My mother insisted we call her “Miss Thelma.” I remember that, and I remember we weren’t allowed to step into any room she had just vacuumed. I remember she played catch with me sometimes in the backyard, and she could throw as hard as I could.
She also, inadvertently, invented my nickname. My father had tried calling me “Chuck” (my mother hated that, she said, “Chuck? It sounds like a cowhand!”), but because I was always hollering from the yard back into the house, “Mommmm!” or “Roberrrrta!,” one day Miss Thelma looked up, annoyed, and said, “Boy, the way you holler, you’re like a rooster. Chuckadoodle-doo!” And my sister, who was then a preschooler, said, “Chickadoodle-doo! Chickadoodle-doo!” and, I don’t know, somehow, the “Chick” part stuck. I don’t think that made my dad too fond of Miss Thelma.
“Posey,” she said to my mother now, her grin spreading. “I been thinking about you.”
“Well, thank you,” my mother said.
“I surely have.”
She turned to me.
“Cain’t throw you no balls these days, Chickadoo.” She laughed. “Too old.”
We were in her car, which, I guessed, was how we were getting to the Flats. It seemed odd to me that my mother would do beauty work for Miss Thelma.

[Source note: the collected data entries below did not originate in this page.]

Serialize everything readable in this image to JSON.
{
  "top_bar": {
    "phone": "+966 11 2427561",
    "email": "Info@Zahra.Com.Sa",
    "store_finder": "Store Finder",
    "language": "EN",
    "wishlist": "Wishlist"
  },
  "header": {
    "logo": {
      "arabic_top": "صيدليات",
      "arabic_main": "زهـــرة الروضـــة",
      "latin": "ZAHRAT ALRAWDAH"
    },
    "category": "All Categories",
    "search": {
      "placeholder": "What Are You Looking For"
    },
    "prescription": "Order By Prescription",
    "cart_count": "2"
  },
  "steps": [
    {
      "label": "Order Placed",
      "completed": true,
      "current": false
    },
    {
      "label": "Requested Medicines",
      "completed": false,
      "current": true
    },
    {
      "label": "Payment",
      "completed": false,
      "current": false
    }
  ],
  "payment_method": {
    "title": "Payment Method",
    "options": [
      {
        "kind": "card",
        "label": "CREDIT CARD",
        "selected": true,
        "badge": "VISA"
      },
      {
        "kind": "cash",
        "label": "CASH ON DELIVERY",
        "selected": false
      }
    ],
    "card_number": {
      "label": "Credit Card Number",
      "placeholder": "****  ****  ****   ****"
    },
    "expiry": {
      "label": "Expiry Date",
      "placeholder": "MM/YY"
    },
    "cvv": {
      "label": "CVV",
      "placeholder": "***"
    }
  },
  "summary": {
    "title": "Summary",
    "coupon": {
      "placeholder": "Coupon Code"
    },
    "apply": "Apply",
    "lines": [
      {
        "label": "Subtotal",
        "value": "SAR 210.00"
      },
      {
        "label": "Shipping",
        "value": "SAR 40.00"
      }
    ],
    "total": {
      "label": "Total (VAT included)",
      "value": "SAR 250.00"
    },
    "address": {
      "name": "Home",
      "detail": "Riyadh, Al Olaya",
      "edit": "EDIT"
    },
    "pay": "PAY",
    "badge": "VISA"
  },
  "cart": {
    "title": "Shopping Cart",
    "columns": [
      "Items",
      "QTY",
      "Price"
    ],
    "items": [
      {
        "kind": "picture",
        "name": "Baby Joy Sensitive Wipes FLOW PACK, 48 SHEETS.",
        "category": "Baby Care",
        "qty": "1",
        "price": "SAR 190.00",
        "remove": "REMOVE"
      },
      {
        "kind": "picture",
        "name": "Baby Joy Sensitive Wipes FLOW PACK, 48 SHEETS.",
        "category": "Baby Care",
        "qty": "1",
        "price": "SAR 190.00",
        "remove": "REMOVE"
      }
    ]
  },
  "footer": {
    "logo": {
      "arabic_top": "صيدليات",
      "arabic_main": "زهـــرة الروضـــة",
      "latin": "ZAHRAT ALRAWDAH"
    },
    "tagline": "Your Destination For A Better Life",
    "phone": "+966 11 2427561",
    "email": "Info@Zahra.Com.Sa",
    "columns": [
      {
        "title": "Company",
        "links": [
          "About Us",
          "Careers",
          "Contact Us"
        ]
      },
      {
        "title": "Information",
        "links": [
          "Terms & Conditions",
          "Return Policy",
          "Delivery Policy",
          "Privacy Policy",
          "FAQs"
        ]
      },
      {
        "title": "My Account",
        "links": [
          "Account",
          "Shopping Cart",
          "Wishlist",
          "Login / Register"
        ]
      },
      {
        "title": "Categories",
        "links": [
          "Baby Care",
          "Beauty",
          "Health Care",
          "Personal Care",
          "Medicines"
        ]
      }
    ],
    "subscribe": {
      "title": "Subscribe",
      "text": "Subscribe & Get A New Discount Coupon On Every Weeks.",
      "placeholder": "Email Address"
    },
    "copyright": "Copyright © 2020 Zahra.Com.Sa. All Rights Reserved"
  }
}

But then, I knew so little about my mother over the last decade of her life. I had been too wrapped up in my own drama.
As we drove, for the first time, I saw other people out the window. There was a pinched old man with a gray beard carrying a rake to his garage. My mother waved to him and he waved back. There was a woman with hair the color of French vanilla ice cream, wearing a housedress and sitting on her porch. Another wave from my mother. Another wave back.
We drove for a while, until the streets became smaller and rougher. We turned on a gravel road and came to a two-family house with a roofed porch flanked by cellar doors, badly in need of paint. There were several cars parked in the driveway. A bicycle lay on its side in the front yard. Miss Thelma put the car in park and turned the key.
And just like that, we were inside the house. The bedroom was paneled, with olive carpeting. The bed itself was an old four-poster. And Miss Thelma was suddenly lying in it, propped up against two pillows.
“What just happened?” I asked my mother.
She shook her head as if to say, “Not now,” and began unpacking her bag. I heard children squealing from another room, and the muffled sounds of a television set and plates being moved around a table.
“They all think I’m sleeping,” Miss Thelma whispered.
She looked my mother in the eye.
“Posey, I sure would appreciate it now. Could you?”
“Of course,” my mother replied.
Times I Did Not Stand Up for My Mother
I don’t tell her about seeing my father. He shows up for my next game, too, and he nods again when I come to the plate. This time I nod back, barely, but I do. And I go three-for-three in that game, with another home run and two doubles.
We go on like this for several weeks. He sits. He watches. And I hit the ball like it is two feet wide. Finally, after a road game in which I hit two more home runs, he is waiting by the team bus. He wears a blue windbreaker over a white turtleneck. I notice the gray in his sideburns. He lifts his chin when he sees me, as if fighting the fact that I am now taller than him. These are the first words he says:
“Ask your coach if I can drive you back to campus.”
I could do anything at this moment. I could spit. I could tell him to go to hell. I could ignore him, the way he ignored us.
I could say something about my mother.
Instead, I do what he asks me to do. I seek permission to skip the bus ride home. He is respecting the authority of my coach, I am respecting the authority of my father, and this is how the world makes sense, all of us behaving like men.
“I DON’T KNOW, Posey,” Miss Thelma said, “it’s gonna take a miracle.”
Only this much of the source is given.